Like the iPad, it’s fully mobile and works seamlessly on and offline, connecting to known wi-fi and registering all data with the server automatically, with multimedia options such as image capture or dictated notes. Home Visit also supports a ‘patient mode’ where the patient can enter their own data, for instance, a quality-of-life assessment.

Encapsia Home Visit can hold any number of studies and sites, so each nurse needs only one iPad to access all their active studies.

OSP: Because not every patient is tech-savvy, patient-facing technology tools can be challenging to design and implement. Can you share some strategies, and things to consider when using such elements in a DCT?

MT: Tools need to be easy to use for anyone - whether eight or 80. There are significant differences between a UI for eight-year-olds as for 80-year-olds - both in terms of physicality, visual acuity, and recognition abilities, to name but a few.

DCT needs to be flexible enough to accommodate the differences in subject populations and ensure quality data in all cases. We need transformative tools that are intuitive and consumer-friendly with a clean and clear user interface.

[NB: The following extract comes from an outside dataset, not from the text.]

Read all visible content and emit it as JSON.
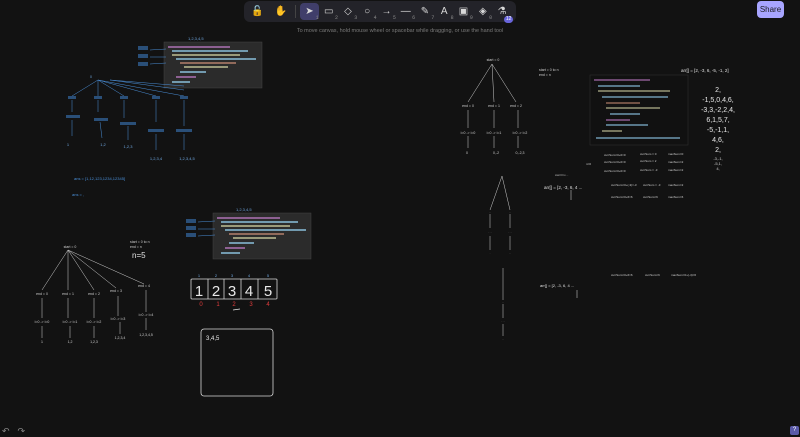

Technology choices must support the appropriate engagement of the patient, whilst also supporting the needs and perspectives of the clinical, review, and analytic teams that use that collected data. Any new digital technologies must incorporate seamlessly into the team workflows to avoid too much disruption in the transition from where we are today into this new world.

OSP: Do you have anything to add?

MT: DCTs come in so many different variations, it’s vital for sponsors to change the mindset from “how trials can be made to fit the tools we have”​, to one where “we need to find the tools that fit our trial”.​ The standard technology used pre-pandemic is no longer fit for purpose, the industry must embrace agile, nimble technologies built specifically to support the virtual and decentralized.

To do data differently, change must be embraced, using partners who can provide that revolutionary technology as well as technical consultancy, expertise to support that shared vision.

Right now, it’s probably riskier to stay fixed to the old way of doing things than move onto new options provided by new technology. Are you​ ready to step forward? It’s time to transform your trial today.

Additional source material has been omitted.